En Suisse, les jeunes observent ce qu’il se passe en France et se laissent emporter. La musique fait de nouveau office de catalyseur.
Fin mai, le rockeur américain Jimi Hendrix donne deux concerts au Hallenstadion. Des sièges se cassent de nouveau. À l’extérieur du stade, des visiteurs du concert allument un feu afin de se réchauffer et de s’asseoir ensemble. La police perçoit cela comme une provocation et attaque les fans aux cheveux longs avec des canons à eau et des balles en caoutchouc.
Le même soir, Jimi Hendrix souhaite dîner dans un restaurant suisse. L’artiste noir n’est pas servi, apparemment en raison de sa couleur de peau.
Émeutes autour des locaux désaffectés de Globus
Des jeunes habitants de Zurich demandent au conseil municipal de pouvoir utiliser un entrepôt désaffecté de Globus, situé sur le pont à côté de la gare, afin d’y créer un centre de jeunesse autonome. La ville refuse et les jeunes contre-attaquent. Le 29 juin 1968, ils appellent à une grande manifestation en distribuant des tracts. Il s’agit d’une chaude nuit d’été.
Zurich bout comme jamais une ville suisse n’a encore été en ébullition. De violents affrontements éclatent. Plus de mille personnes défilent dans les rues. Ils jettent des pavés et des bouteilles, arrachent les écouteurs téléphoniques des cabines et les lancent avec des pots de fleurs.
La circulation est interrompue. Rapidement, la police asperge les manifestants d’eau et donne des coups de matraque. Environ cinquante personnes sont blessées, dont des policiers et des pompiers. 170 personnes sont arrêtées et de nombreux procès ont lieu.
L’émeute du Globus déclenche un débat national. Certains affirment que la police de Zurich aurait agi de manière trop violente. Les autorités affirment que comme les protestations étaient pilotées par les communistes, il fallait à tout prix les stopper.
Droit de vote des femmes et Coccinelles psychédéliques
L’année 1968 marque plus les autres pays que la Suisse.

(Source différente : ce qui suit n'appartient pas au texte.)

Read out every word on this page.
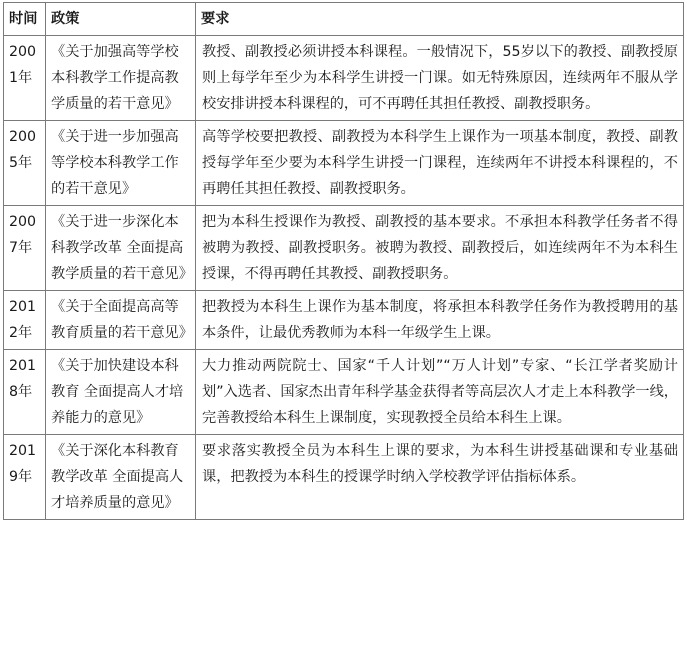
时间	政策	要求
2001年	《关于加强高等学校本科教学工作提高教学质量的若干意见》	教授、副教授必须讲授本科课程。一般情况下，55岁以下的教授、副教授原则上每学年至少为本科学生讲授一门课。如无特殊原因，连续两年不服从学校安排讲授本科课程的，可不再聘任其担任教授、副教授职务。
2005年	《关于进一步加强高等学校本科教学工作的若干意见》	高等学校要把教授、副教授为本科学生上课作为一项基本制度，教授、副教授每学年至少要为本科学生讲授一门课程，连续两年不讲授本科课程的，不再聘任其担任教授、副教授职务。
2007年	《关于进一步深化本科教学改革 全面提高教学质量的若干意见》	把为本科生授课作为教授、副教授的基本要求。不承担本科教学任务者不得被聘为教授、副教授职务。被聘为教授、副教授后，如连续两年不为本科生授课，不得再聘任其教授、副教授职务。
2012年	《关于全面提高高等教育质量的若干意见》	把教授为本科生上课作为基本制度，将承担本科教学任务作为教授聘用的基本条件，让最优秀教师为本科一年级学生上课。
2018年	《关于加快建设本科教育 全面提高人才培养能力的意见》	大力推动两院院士、国家“千人计划”“万人计划”专家、“长江学者奖励计划”入选者、国家杰出青年科学基金获得者等高层次人才走上本科教学一线，完善教授给本科生上课制度，实现教授全员给本科生上课。
2019年	《关于深化本科教育教学改革 全面提高人才培养质量的意见》	要求落实教授全员为本科生上课的要求，为本科生讲授基础课和专业基础课，把教授为本科生的授课学时纳入学校教学评估指标体系。
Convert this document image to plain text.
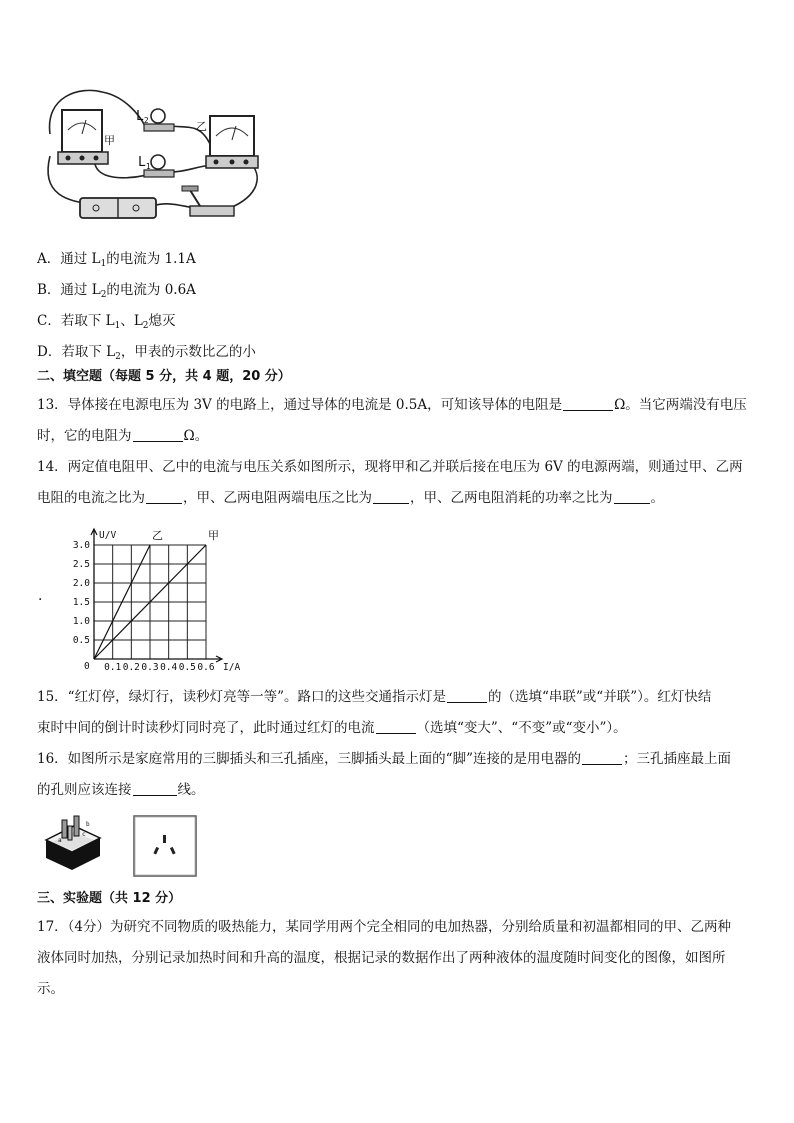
$L_2$
$L_1$
甲
乙
A．通过 $L_1$的电流为 1.1A
B．通过 $L_2$的电流为 0.6A
C．若取下 $L_1$、$L_2$熄灭
D．若取下 $L_2$，甲表的示数比乙的小
二、填空题（每题 5 分，共 4 题，20 分）
13．导体接在电源电压为 3V 的电路上，通过导体的电流是 0.5A，可知该导体的电阻是	Ω。当它两端没有电压
时，它的电阻为	Ω。
14．两定值电阻甲、乙中的电流与电压关系如图所示，现将甲和乙并联后接在电压为 6V 的电源两端，则通过甲、乙两
电阻的电流之比为	，甲、乙两电阻两端电压之比为	，甲、乙两电阻消耗的功率之比为	。
·
0.5
1.0
1.5
2.0
2.5
3.0
0.1 0.2 0.3 0.4 0.5 0.6
0
U/V
I/A
乙	甲
15．“红灯停，绿灯行，读秒灯亮等一等”。路口的这些交通指示灯是	的（选填“串联”或“并联”）。红灯快结
束时中间的倒计时读秒灯同时亮了，此时通过红灯的电流	（选填“变大”、“不变”或“变小”）。
16．如图所示是家庭常用的三脚插头和三孔插座，三脚插头最上面的“脚”连接的是用电器的	；三孔插座最上面
的孔则应该连接	线。
c
a
b
三、实验题（共 12 分）
17．（4分）为研究不同物质的吸热能力，某同学用两个完全相同的电加热器，分别给质量和初温都相同的甲、乙两种
液体同时加热，分别记录加热时间和升高的温度，根据记录的数据作出了两种液体的温度随时间变化的图像，如图所
示。
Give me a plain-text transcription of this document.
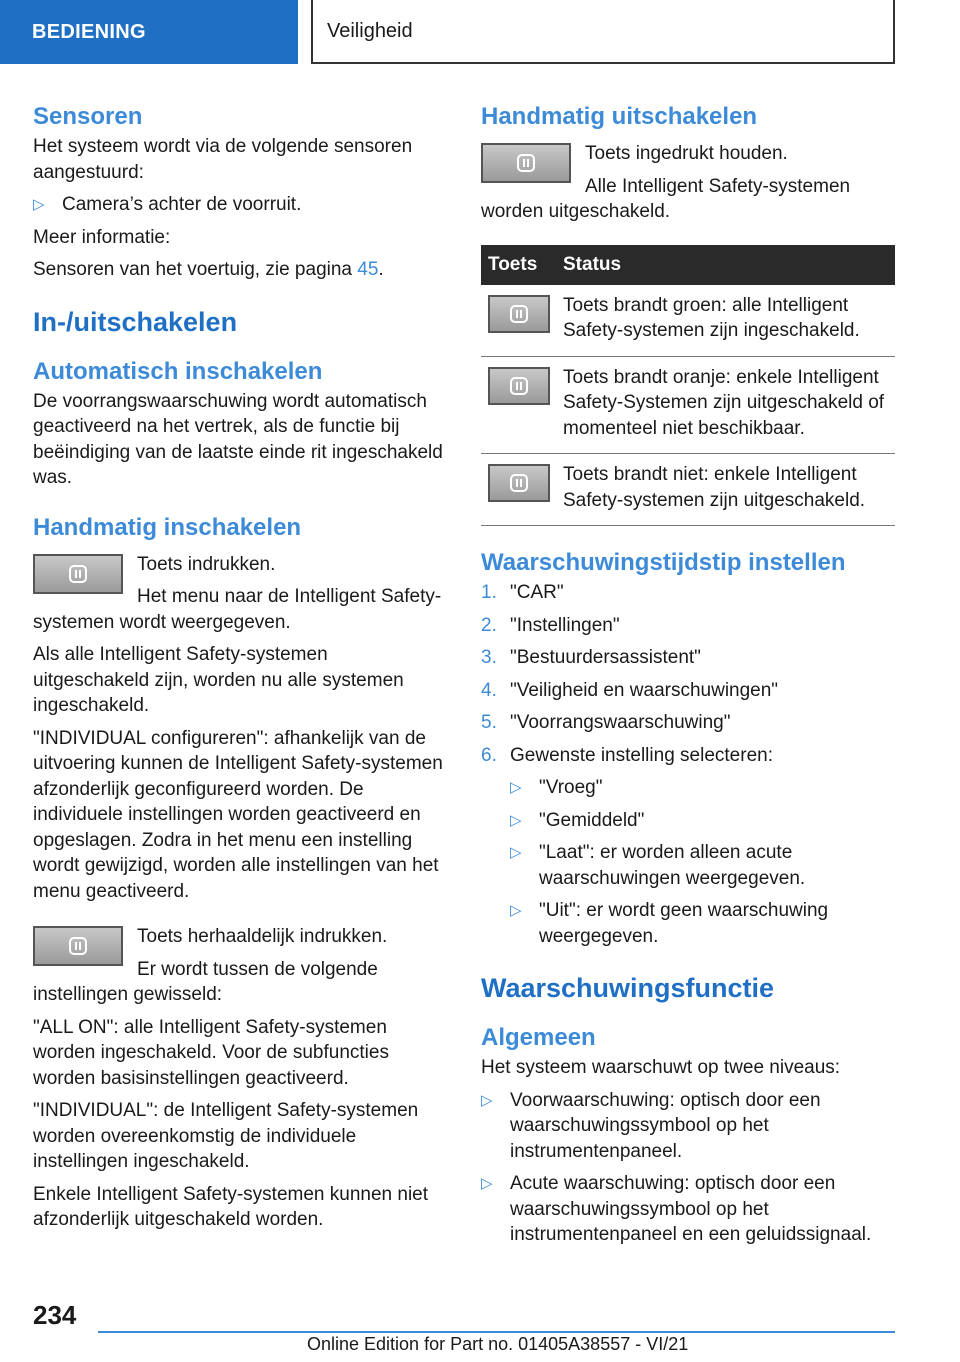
BEDIENING	Veiligheid
Sensoren

Het systeem wordt via de volgende sensoren aangestuurd:

▷ Camera’s achter de voorruit.

Meer informatie:

Sensoren van het voertuig, zie pagina 45.

In-/uitschakelen
Automatisch inschakelen

De voorrangswaarschuwing wordt automatisch geactiveerd na het vertrek, als de functie bij beëindiging van de laatste einde rit ingeschakeld was.

Handmatig inschakelen

Toets indrukken.

Het menu naar de Intelligent Safety-systemen wordt weergegeven.

Als alle Intelligent Safety-systemen uitgeschakeld zijn, worden nu alle systemen ingeschakeld.

"INDIVIDUAL configureren": afhankelijk van de uitvoering kunnen de Intelligent Safety-systemen afzonderlijk geconfigureerd worden. De individuele instellingen worden geactiveerd en opgeslagen. Zodra in het menu een instelling wordt gewijzigd, worden alle instellingen van het menu geactiveerd.

Toets herhaaldelijk indrukken.

Er wordt tussen de volgende instellingen gewisseld:

"ALL ON": alle Intelligent Safety-systemen worden ingeschakeld. Voor de subfuncties worden basisinstellingen geactiveerd.

"INDIVIDUAL": de Intelligent Safety-systemen worden overeenkomstig de individuele instellingen ingeschakeld.

Enkele Intelligent Safety-systemen kunnen niet afzonderlijk uitgeschakeld worden.

Handmatig uitschakelen

Toets ingedrukt houden.

Alle Intelligent Safety-systemen worden uitgeschakeld.

Toets	Status

	Toets brandt groen: alle Intelligent Safety-systemen zijn ingeschakeld.

	Toets brandt oranje: enkele Intelligent Safety-Systemen zijn uitgeschakeld of momenteel niet beschikbaar.

	Toets brandt niet: enkele Intelligent Safety-systemen zijn uitgeschakeld.
Waarschuwingstijdstip instellen
1. "CAR"
2. "Instellingen"
3. "Bestuurdersassistent"
4. "Veiligheid en waarschuwingen"
5. "Voorrangswaarschuwing"
6. Gewenste instelling selecteren:
▷ "Vroeg"
▷ "Gemiddeld"
▷ "Laat": er worden alleen acute waarschuwingen weergegeven.
▷ "Uit": er wordt geen waarschuwing weergegeven.
Waarschuwingsfunctie
Algemeen

Het systeem waarschuwt op twee niveaus:

▷ Voorwaarschuwing: optisch door een waarschuwingssymbool op het instrumentenpaneel.
▷ Acute waarschuwing: optisch door een waarschuwingssymbool op het instrumentenpaneel en een geluidssignaal.
234
Online Edition for Part no. 01405A38557 - VI/21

Ici, de nouveaux partis de gauche, de nouvelles formes d’habitat, les copropriétés, voient le jour. Beaucoup de personnes habitent désormais dans de grandes maisons.

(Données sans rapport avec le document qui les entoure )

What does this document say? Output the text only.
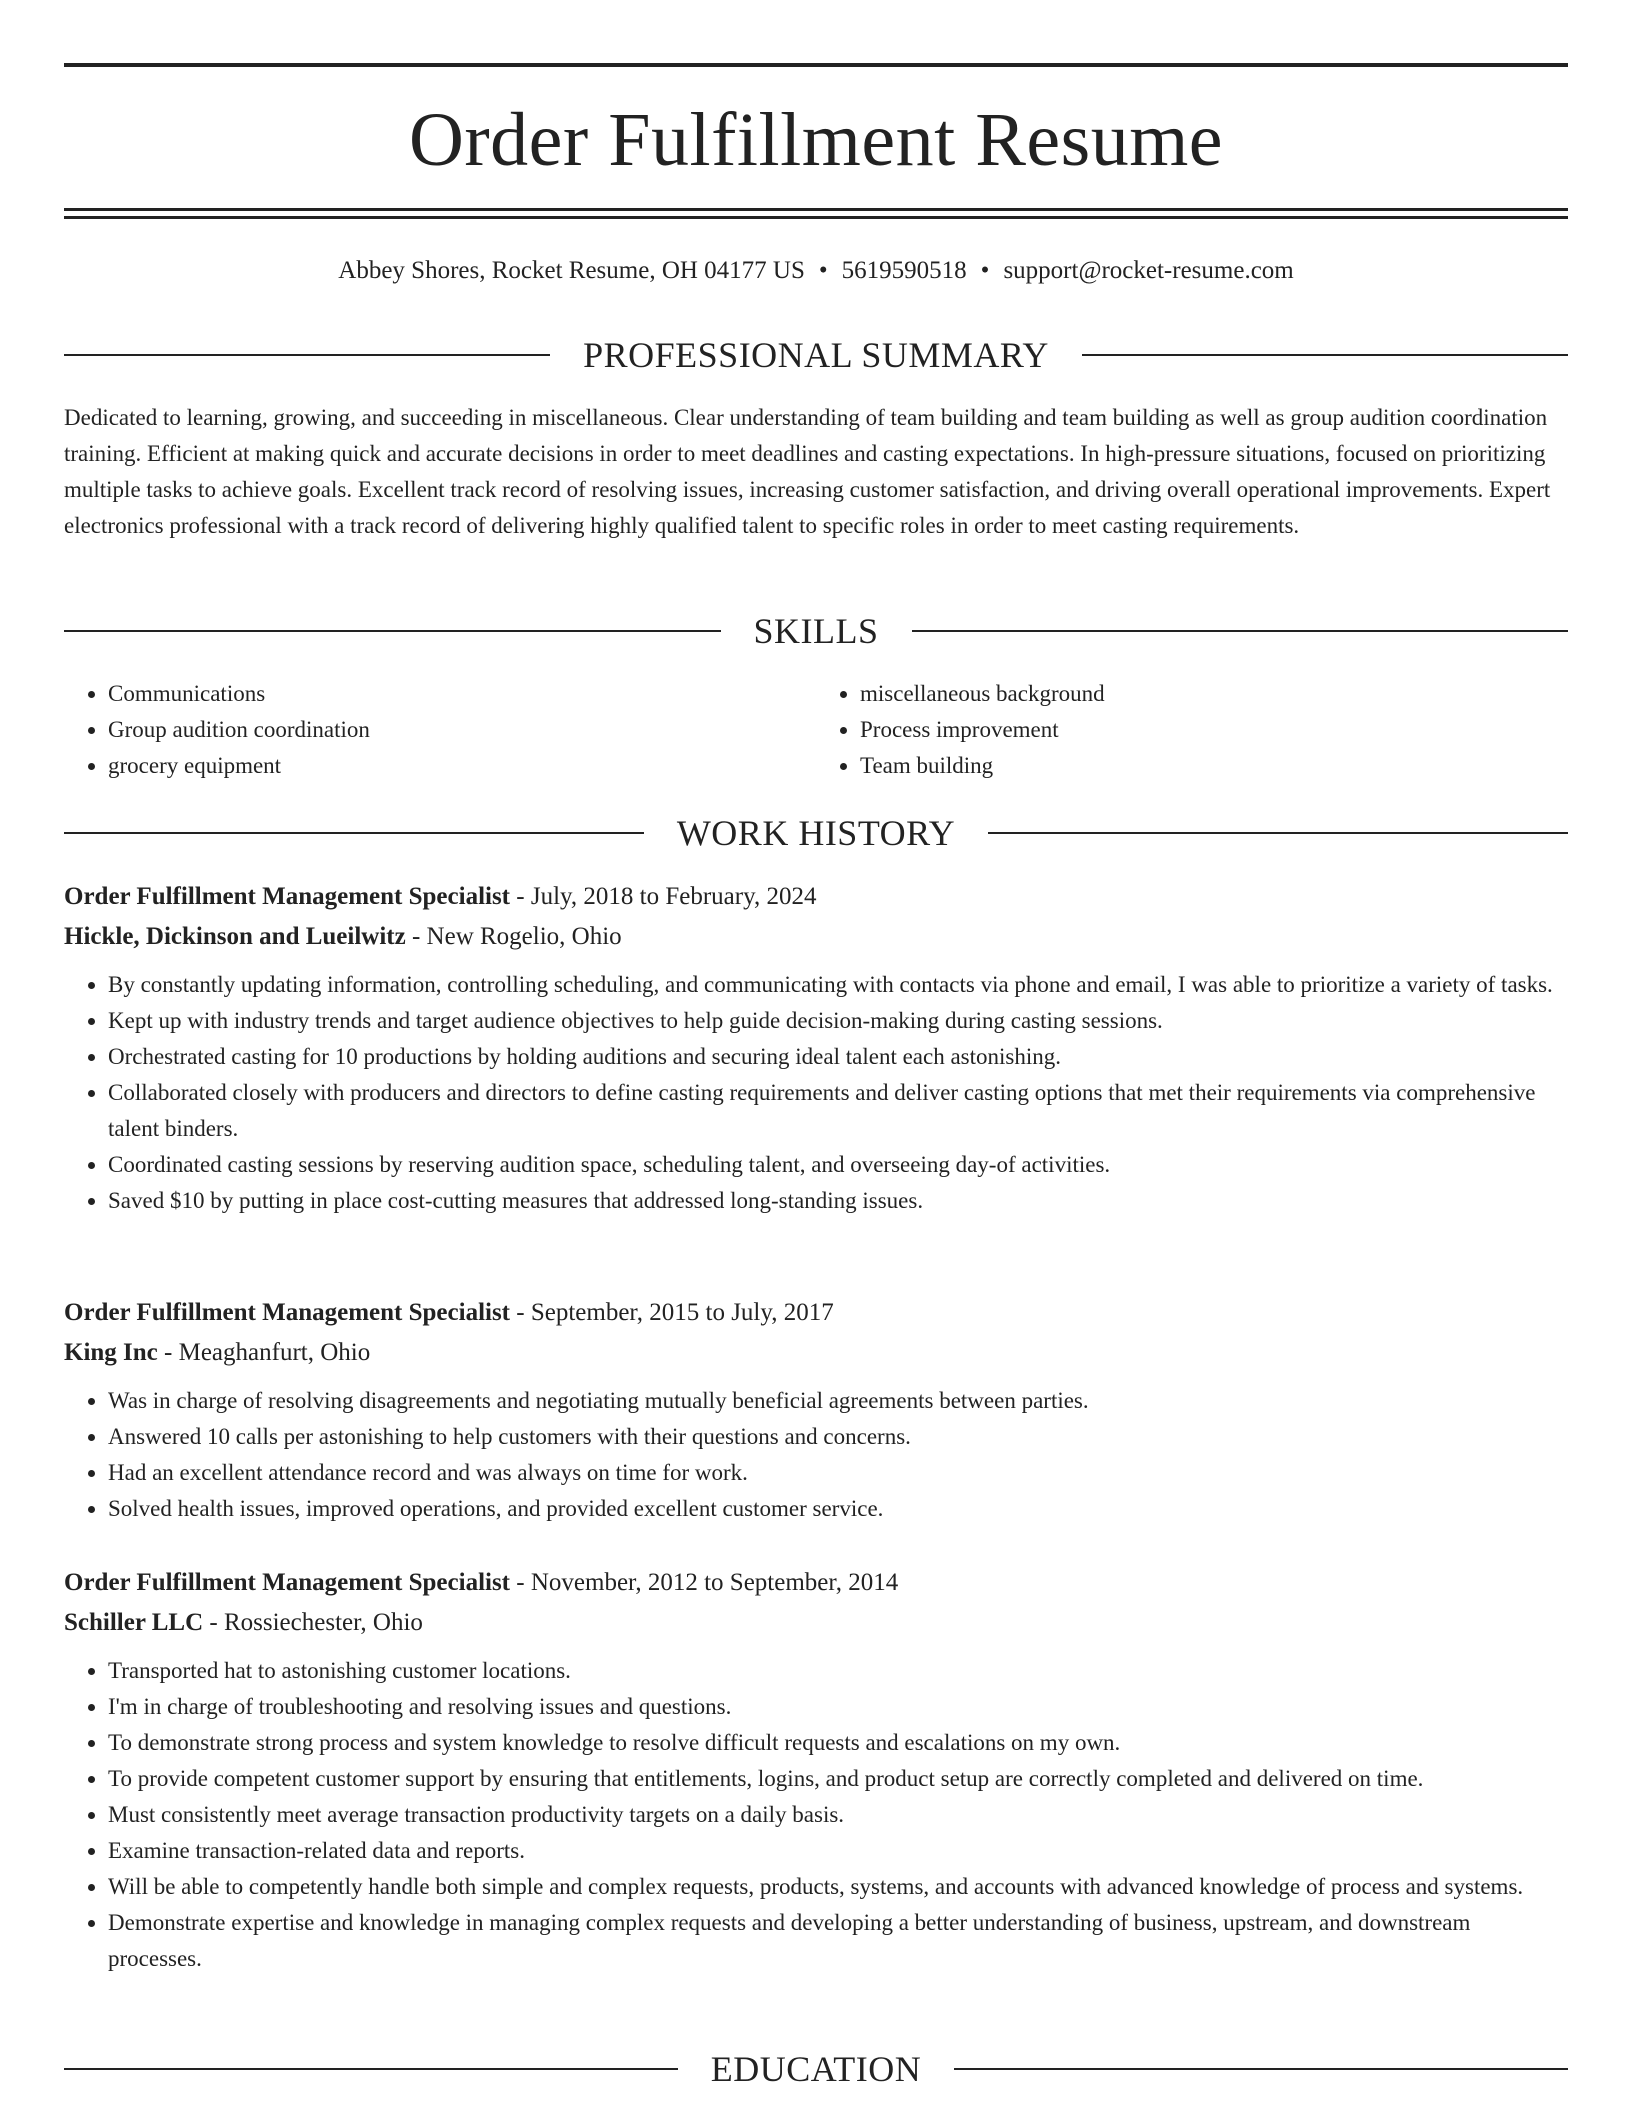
Order Fulfillment Resume
Abbey Shores, Rocket Resume, OH 04177 US • 5619590518 • support@rocket-resume.com
PROFESSIONAL SUMMARY

Dedicated to learning, growing, and succeeding in miscellaneous. Clear understanding of team building and team building as well as group audition coordination training. Efficient at making quick and accurate decisions in order to meet deadlines and casting expectations. In high-pressure situations, focused on prioritizing multiple tasks to achieve goals. Excellent track record of resolving issues, increasing customer satisfaction, and driving overall operational improvements. Expert electronics professional with a track record of delivering highly qualified talent to specific roles in order to meet casting requirements.

SKILLS
• Communications
• Group audition coordination
• grocery equipment
• miscellaneous background
• Process improvement
• Team building
WORK HISTORY
Order Fulfillment Management Specialist - July, 2018 to February, 2024
Hickle, Dickinson and Lueilwitz - New Rogelio, Ohio
• By constantly updating information, controlling scheduling, and communicating with contacts via phone and email, I was able to prioritize a variety of tasks.
• Kept up with industry trends and target audience objectives to help guide decision-making during casting sessions.
• Orchestrated casting for 10 productions by holding auditions and securing ideal talent each astonishing.
• Collaborated closely with producers and directors to define casting requirements and deliver casting options that met their requirements via comprehensive talent binders.
• Coordinated casting sessions by reserving audition space, scheduling talent, and overseeing day-of activities.
• Saved $10 by putting in place cost-cutting measures that addressed long-standing issues.
Order Fulfillment Management Specialist - September, 2015 to July, 2017
King Inc - Meaghanfurt, Ohio
• Was in charge of resolving disagreements and negotiating mutually beneficial agreements between parties.
• Answered 10 calls per astonishing to help customers with their questions and concerns.
• Had an excellent attendance record and was always on time for work.
• Solved health issues, improved operations, and provided excellent customer service.
Order Fulfillment Management Specialist - November, 2012 to September, 2014
Schiller LLC - Rossiechester, Ohio
• Transported hat to astonishing customer locations.
• I'm in charge of troubleshooting and resolving issues and questions.
• To demonstrate strong process and system knowledge to resolve difficult requests and escalations on my own.
• To provide competent customer support by ensuring that entitlements, logins, and product setup are correctly completed and delivered on time.
• Must consistently meet average transaction productivity targets on a daily basis.
• Examine transaction-related data and reports.
• Will be able to competently handle both simple and complex requests, products, systems, and accounts with advanced knowledge of process and systems.
• Demonstrate expertise and knowledge in managing complex requests and developing a better understanding of business, upstream, and downstream processes.
EDUCATION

Le mouvement féministe perdure longtemps. Trois ans après 1968, les hommes approuvent le droit de vote des femmes.
En mai 1969, AMAG accueille la 250 000e Coccinelle à Wolfsburg. Au mois d’août de la même année, le mouvement hippie atteint son point culminant aux États-Unis lors du festival en plein air de Woodstock.
Volkswagen ne réalise que plus tard que son van et ses Coccinelles sont devenus les véhicules symbolisant le mouvement de 1968 et les utilise ensuite dans des spots publicitaires.
Dès le début des années 70, AMAG organise un concours de la plus belle Coccinelle. Certaines des voitures se distinguent par leur look psychédélique.